Cem Anos

segunda-feira, novembro 10, 2003

Sopro de Vida

Levantei-me hoje cedo só para poder desfrutar do dia. Que sorte haver dias tão magníficos, aqui, à mão de semear, para nós os podermos gozar em toda a sua plenitude. Estava um tempo espantoso, o céu azul salpicado aqui e ali por pequenas nuvens brancas a fazer lembrar cordeirinhos tresmalhados do rebanho. Sim, abri a janela de par em par, respirei fundo, e lembrei-me do que a minha amiga Enid dizia de céus como este: O dia parece que acabou de chegar, fresquíssimo, da lavandaria . Acabou de chegar, lavadinho, novo, só para nós o podermos utilizar.

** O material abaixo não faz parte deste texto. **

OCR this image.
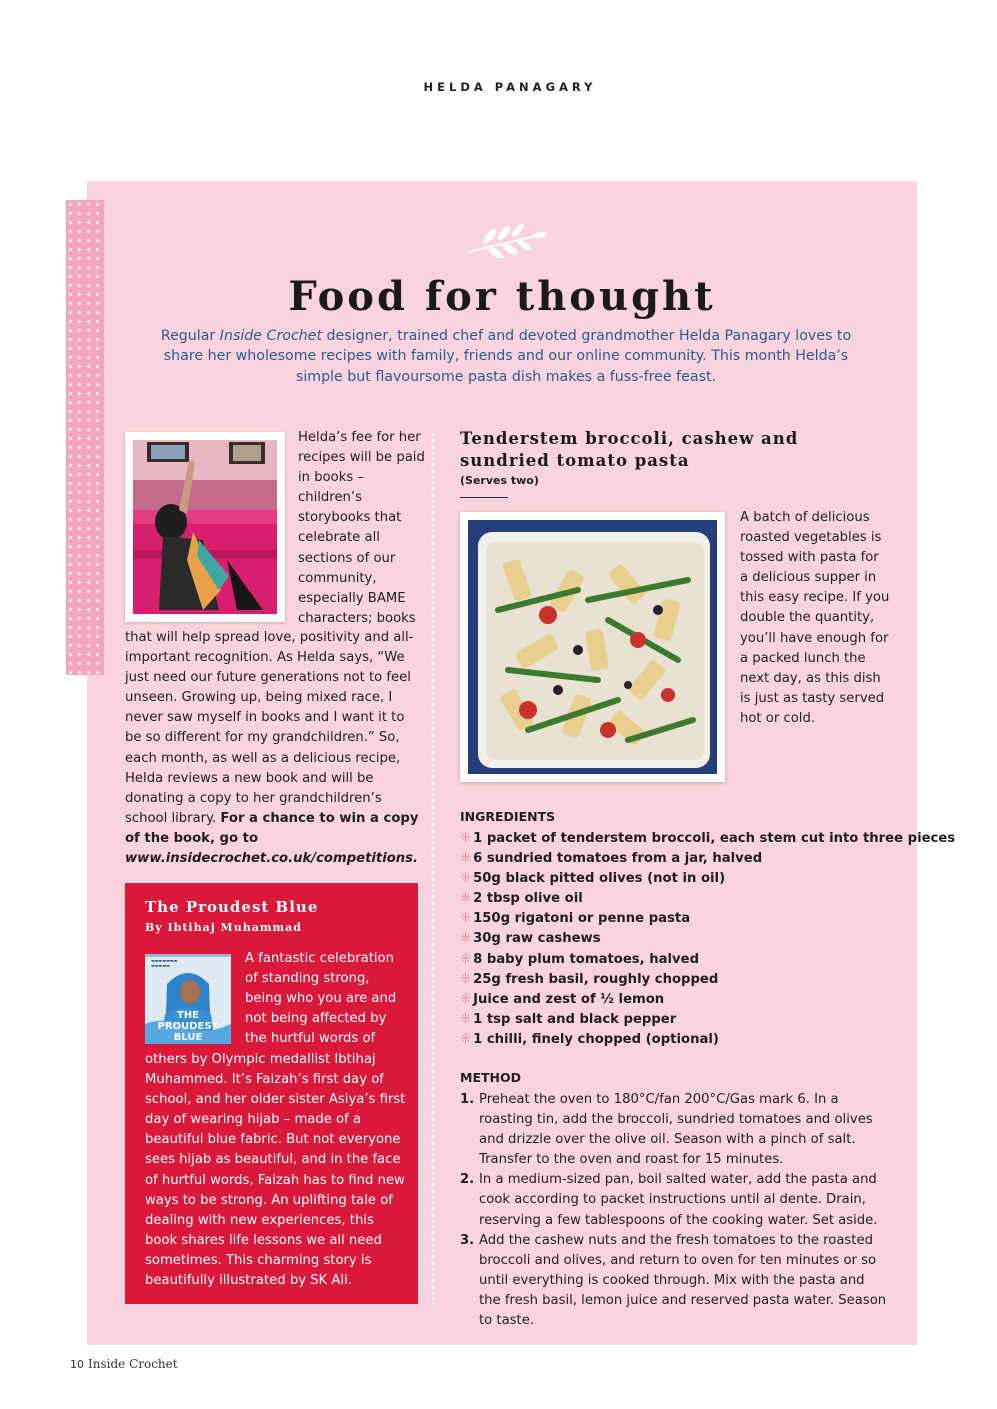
HELDA PANAGARY
Food for thought

Regular Inside Crochet designer, trained chef and devoted grandmother Helda Panagary loves to share her wholesome recipes with family, friends and our online community. This month Helda’s simple but flavoursome pasta dish makes a fuss-free feast.

Helda’s fee for her recipes will be paid in books – children’s storybooks that celebrate all sections of our community, especially BAME characters; books

that will help spread love, positivity and all-important recognition. As Helda says, “We just need our future generations not to feel unseen. Growing up, being mixed race, I never saw myself in books and I want it to be so different for my grandchildren.” So, each month, as well as a delicious recipe, Helda reviews a new book and will be donating a copy to her grandchildren’s school library. For a chance to win a copy of the book, go to www.insidecrochet.co.uk/competitions.

The Proudest Blue

By Ibtihaj Muhammad

▬▬▬▬▬▬▬
▬▬▬▬▬
THE PROUDEST BLUE

A fantastic celebration of standing strong, being who you are and not being affected by the hurtful words of

others by Olympic medallist Ibtihaj Muhammed. It’s Faizah’s first day of school, and her older sister Asiya’s first day of wearing hijab – made of a beautiful blue fabric. But not everyone sees hijab as beautiful, and in the face of hurtful words, Faizah has to find new ways to be strong. An uplifting tale of dealing with new experiences, this book shares life lessons we all need sometimes. This charming story is beautifully illustrated by SK Ali.

Tenderstem broccoli, cashew and sundried tomato pasta

(Serves two)

A batch of delicious roasted vegetables is tossed with pasta for a delicious supper in this easy recipe. If you double the quantity, you’ll have enough for a packed lunch the next day, as this dish is just as tasty served hot or cold.

INGREDIENTS

⁜ 1 packet of tenderstem broccoli, each stem cut into three pieces
⁜ 6 sundried tomatoes from a jar, halved
⁜ 50g black pitted olives (not in oil)
⁜ 2 tbsp olive oil
⁜ 150g rigatoni or penne pasta
⁜ 30g raw cashews
⁜ 8 baby plum tomatoes, halved
⁜ 25g fresh basil, roughly chopped
⁜ Juice and zest of ½ lemon
⁜ 1 tsp salt and black pepper
⁜ 1 chilli, finely chopped (optional)

METHOD

1. Preheat the oven to 180°C/fan 200°C/Gas mark 6. In a roasting tin, add the broccoli, sundried tomatoes and olives and drizzle over the olive oil. Season with a pinch of salt. Transfer to the oven and roast for 15 minutes.
2. In a medium-sized pan, boil salted water, add the pasta and cook according to packet instructions until al dente. Drain, reserving a few tablespoons of the cooking water. Set aside.
3. Add the cashew nuts and the fresh tomatoes to the roasted broccoli and olives, and return to oven for ten minutes or so until everything is cooked through. Mix with the pasta and the fresh basil, lemon juice and reserved pasta water. Season to taste.
10 Inside Crochet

Viver apetece mais em dias como este. Passei toda a manhã deslumbrado com a beleza do sol, com a frescura da brisa meiga que me acariciava a face ao ritmo de ondas suaves a espraiarem-se indolentemente no areal molhado, com o chilrear dos pássaros que davam o tom aos meus pensamentos, pretendidos melodiosos. Passeei por entre as flores, jardins de flores, de várias cores, de várias formas, com os mais diversos perfumes... que pena eu não saber o nome das flores; não que desconhecendo o seu nome, a sua beleza saia minimamente diminuída aos meus olhos. Pelo contrário, sem saber o nome daquela flor tão bonita o meu cérebro só se preocupa em apreciar as suas formas, o seu desenho, a sua cor, sentir o cheiro doce que emana, apreciar a harmonia do conjunto; não perde tempo em tentar lembrar-se do nome da flor nem em catalogá-la imediatamente (sabe à partida que tal esforço é inútil). De qualquer forma, assim é mais difícil partilhar a beleza das coisas: para quem me ouve, não é igual eu dizer que vi uma linda flor em vez de dizer que vi uma linda tulipa ou um lindo cravo ou uma linda camélia ou o que seja.

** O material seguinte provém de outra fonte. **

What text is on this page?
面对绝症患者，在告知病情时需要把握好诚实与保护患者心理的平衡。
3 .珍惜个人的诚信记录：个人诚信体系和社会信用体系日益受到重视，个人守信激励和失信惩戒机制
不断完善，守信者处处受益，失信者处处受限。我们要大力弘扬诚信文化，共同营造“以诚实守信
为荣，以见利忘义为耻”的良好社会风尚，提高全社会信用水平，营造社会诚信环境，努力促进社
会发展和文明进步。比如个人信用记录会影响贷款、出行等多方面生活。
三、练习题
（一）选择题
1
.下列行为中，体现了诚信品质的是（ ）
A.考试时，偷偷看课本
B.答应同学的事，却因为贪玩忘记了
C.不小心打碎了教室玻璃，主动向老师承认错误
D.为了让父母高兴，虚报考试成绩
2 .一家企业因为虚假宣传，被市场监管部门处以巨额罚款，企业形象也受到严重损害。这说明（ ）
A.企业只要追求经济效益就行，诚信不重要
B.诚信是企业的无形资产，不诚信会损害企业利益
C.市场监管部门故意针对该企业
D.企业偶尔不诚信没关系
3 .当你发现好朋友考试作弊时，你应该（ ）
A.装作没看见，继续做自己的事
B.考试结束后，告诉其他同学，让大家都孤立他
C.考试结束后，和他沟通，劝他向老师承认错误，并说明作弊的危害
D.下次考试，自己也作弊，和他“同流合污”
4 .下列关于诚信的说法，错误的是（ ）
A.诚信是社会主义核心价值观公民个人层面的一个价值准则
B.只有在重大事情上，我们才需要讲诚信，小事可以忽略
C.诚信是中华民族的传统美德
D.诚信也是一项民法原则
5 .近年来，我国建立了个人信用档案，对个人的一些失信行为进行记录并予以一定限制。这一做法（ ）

Se calhar, vou ter que aprender o nome das flores só para que quem me ouça possa perceber o alcance das sensações de que desfrutei ao contemplá-las. Para mim, não é importante etiquetá-las; mas o que é deveras importante é fazer chegar aos outros os meus sentimentos, fazer com que eles apreendam na plenitude (na extensão e no rigor) os meus pensamentos e emoções, nomeadamente quando contemplo uma flor belíssima mas cujo nome ignoro. Tarefa que - mais do que árdua - é inglória... e não me refiro já ao campo (deveria dizer jardim?) das flores pois esta é uma limitação que - algo paradoxalmente - se estende a muitas outras situações.
Na verdade, vemo-nos frequentemente perante a incapacidade de conseguir transmitir aos outros aquilo que pensamos. As palavras são limitadas e nunca encaixam perfeitamente naquilo que sentimos porque é impossível definir toda uma plêiade de sensações, emoções, afectos, gostos, impressões numa só palavra, numa frase que seja. É amor o que sinto? Não sei... é algo tão forte, tão magnífico, tão complexo, tão profundo, tão arrasador, tão bonito que não consigo descrever. E depois, a palavra amor o que significa? Amor, amar, amo-te... conseguem estas palavras exprimir o que sinto? Tudo aquilo que sinto resume-se à palavra amor? ‘Amo-te’ é tudo aquilo que eu tenho aqui dentro para te dizer? Como verbalizar toda a caterva de outros sentimentos que estão cá dentro e que me extravasam sempre que estou contigo?
Impossível, eu sei... possam os meus olhos dizer-to, possam as minhas mãos falar-te, possa a minha boca insuflar-te o sopro da minha vida... que é tua.